The journey of the aurora begins at the sun's core, where the temperature is over 14 million degrees. The immense heat strips electrons away from atoms, creating a soup of freely floating particles known as a plasma. Over time, the plasma swirls to the surface of the sun, just as hot water rises to the surface when heating a pot of water on a stove. Strong magnetic fields (much stronger than the ones produced by the magnets on your fridge) inside the sun eject this plasma from the surface, some of which hurls towards Earth at speeds of up to 1 million kilometres per hour. This is what we call the solar wind and it takes up to three days to reach Earth.

Solar wind brings along with it ionising radiation, which can affect unshielded astronauts and even cause GPS systems to be off by tens of metres. Yet solar winds occur regularly, so why can we enjoy ice blocks outside and not be trapped inside radiation-proof houses here on Earth?

The answer is that the Earth has a remarkable defence to the solar wind - the magnetosphere. The magnetosphere is a result of molten iron constantly flowing around in the Earth's outer core, creating a magnetic field that wraps around Earth and behaves like a magnet with north and south poles. This the same reason your compass works!

When the solar wind reaches Earth's magnetosphere, most of it is simply deflected away. However, some particles travel along the magnetic field lines to the magnetic poles, penetrating the magnetosphere and entering the atmosphere.

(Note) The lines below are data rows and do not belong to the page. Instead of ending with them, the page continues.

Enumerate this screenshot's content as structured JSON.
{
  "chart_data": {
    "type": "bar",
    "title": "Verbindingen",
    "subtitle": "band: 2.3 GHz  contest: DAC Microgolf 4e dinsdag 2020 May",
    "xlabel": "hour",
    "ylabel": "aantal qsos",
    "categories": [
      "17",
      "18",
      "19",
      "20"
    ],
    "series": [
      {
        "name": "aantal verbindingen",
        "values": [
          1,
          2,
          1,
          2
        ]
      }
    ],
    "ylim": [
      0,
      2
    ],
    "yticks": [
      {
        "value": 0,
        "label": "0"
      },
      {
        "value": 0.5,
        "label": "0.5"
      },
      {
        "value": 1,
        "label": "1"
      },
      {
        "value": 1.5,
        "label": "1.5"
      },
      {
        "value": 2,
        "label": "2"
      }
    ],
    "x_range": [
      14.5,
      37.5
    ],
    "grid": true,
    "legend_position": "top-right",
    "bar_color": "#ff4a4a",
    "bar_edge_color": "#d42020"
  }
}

After they collide, some energy goes into nitrogen and oxygen atoms in our atmosphere, giving them an energy boost that excites their electrons, just as electricity passes through neon in a sign, lighting it up. When the electrons fall back down from their excited state, they release streams of photons, which we then perceive as, you guessed it, light. The light forms "auroral ovals" in the Northern and Southern Hemispheres.

The aurorae are most intense and frequent when there are stronger solar winds known as coronal mass ejections. The colour of the lights depends on the colour that is unique to the atom and the location where the sun's particles interact with atmospheric atoms. The green colour, for instance, comes from oxygen. The dancing movement of the aurora traces the Earth's magnetic field lines and is caused by the variation in the solar wind.

Light from sun in the day outshines the aurora, and at night it can be hidden due to moonlight and/or cloud cover.

Hopefully one day you are lucky enough to witness the aurora. But the word I'd suggest using to describe the experience wouldn't be awe-inspired or mesmerised, but rather "star-struck".